Ketahuilah, sesungguhnya pengetahuan tentang yang ghaib (ilmu ghaib) telah tetap dalam Al Qur’an, baik yang berupa dzati dan i’tho’i (pemberian), dan beriman kepadanya adalah fardlu hukumnya. Ilmu yang dzati khusus milik Allah ta’ala dan yang i’tho’i tetap pada para Nabi dan wali, seperti yang telah difirmankan Allah,
ذَلِكَ مِنْ اَنْبآءِ الْغَيْبِ نُوحِيْهِ اِلَيْكَ
“Yang demikian itu adalah sebagian dari berita-berita ghaib yang kami wahyukan kepadamu (Muhammad).”(QS. Ali Imran, 44)
ذَلِكَ مِنْ اَنْبآءِ الْغَيْبِ نُوحِيْهِ اِلَيْكَ
“Demikian itu (adalah) diantara berita-berita tentang yang ghaib yang kami wahyukan kepadamu (Muhammad).”(QS. Yusuf, 102)
تِلْكَ مِ اَنْبآءِ الْغَيْبِ نُوحِيءهَا اِلَيْكَ
“Itu adalah diantara berita-berita penting tentang yang ghaib yang kami wahyukan kepadamu (Muhammad).”(QS. Hud, 49)
وَ مَا كَانَ اللهُ لِيُطْلِعَكُمْ عَلَى الْغَيْبِ وَ لَكِنَّ اللهَ يَجْتَبِي مِنْ رُسُلِهِ مَنْ يَشَاءُ
“Dan Allah sekali-kali tidak akan memperlihatkan kepada kamu hal-hal yang ghaib, akan tetapi Allah memilih siapa yang dikehendaki-Nya diantara rasu-rasul-Nya.” (QS. Ali Imran, 179)
وَ عَلَّمَكَ مَا لَمْ تَعْلَمُ وَ كَانَ فَضْلُ اللهِ عَلَيْكَ عَظِيْماً
“.. dan Dia telah mengajarkan kepadamu apa yang belum kamu ketahui. Dan adalah karunia Allah sangat besar atasmu.”(QS. An Nisa’, 113)

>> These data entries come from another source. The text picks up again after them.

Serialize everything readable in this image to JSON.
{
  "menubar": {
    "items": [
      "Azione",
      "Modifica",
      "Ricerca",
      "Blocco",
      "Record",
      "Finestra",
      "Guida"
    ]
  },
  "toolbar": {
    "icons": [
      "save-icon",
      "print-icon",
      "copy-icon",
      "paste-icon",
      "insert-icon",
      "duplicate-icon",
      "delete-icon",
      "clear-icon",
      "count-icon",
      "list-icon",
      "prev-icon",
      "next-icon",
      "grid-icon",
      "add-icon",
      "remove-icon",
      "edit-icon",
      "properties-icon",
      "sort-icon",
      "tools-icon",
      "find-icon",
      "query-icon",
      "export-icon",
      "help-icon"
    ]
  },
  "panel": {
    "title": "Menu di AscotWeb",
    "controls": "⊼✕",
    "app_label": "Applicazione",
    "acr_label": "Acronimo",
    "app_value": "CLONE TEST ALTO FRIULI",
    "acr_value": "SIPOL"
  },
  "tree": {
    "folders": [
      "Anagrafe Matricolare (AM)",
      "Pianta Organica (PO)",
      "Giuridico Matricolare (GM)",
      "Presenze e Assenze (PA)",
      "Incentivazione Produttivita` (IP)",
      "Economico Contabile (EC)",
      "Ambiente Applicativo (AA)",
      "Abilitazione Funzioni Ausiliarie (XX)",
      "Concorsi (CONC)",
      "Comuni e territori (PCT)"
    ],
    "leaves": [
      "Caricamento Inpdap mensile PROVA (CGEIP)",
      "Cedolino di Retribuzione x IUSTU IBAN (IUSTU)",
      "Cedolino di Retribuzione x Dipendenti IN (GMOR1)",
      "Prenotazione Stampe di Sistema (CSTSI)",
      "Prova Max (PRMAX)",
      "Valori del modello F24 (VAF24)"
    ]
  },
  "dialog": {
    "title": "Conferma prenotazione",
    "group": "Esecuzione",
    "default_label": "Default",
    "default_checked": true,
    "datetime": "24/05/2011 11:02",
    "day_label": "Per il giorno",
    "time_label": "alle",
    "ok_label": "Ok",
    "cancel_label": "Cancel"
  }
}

وَ لَمَّا بَلَغَ اَشُدَّهُ آتَيْناَهُ حُكْماً وَ عِلْماً
“Dan tatkala dia cukup dewasa Kami berikan kepadanya hikmah dan ilmu.” (QS. Yunus, 22)
فَوَجَداَ عَبْداً مِنْ عِبَادِناَ آتَيْناَهُ رَحْمَةً مِنْ عِنْدِناَوَ عَلَّمْنَاهُ مِنْ لَدُناَّ عِلْماً
“Lalu mereka bertemu dengan seorang hamba diantara hamba-hamba Kami, yang telah Kami berikan kepadanya rahmat dari sisi Kami dan yang telah Kami ajarkan kepadanya ilmu dari Kami.” (QS. Al Kahfi, 65)
وَ لُوطاً آتَيْنَاهُ حُكْماً وَ عِلْماً
“Dan kepada Nuh as, Kami telah berikan hikmah dan ilmu.” (QS. Al Anbiya’, 74)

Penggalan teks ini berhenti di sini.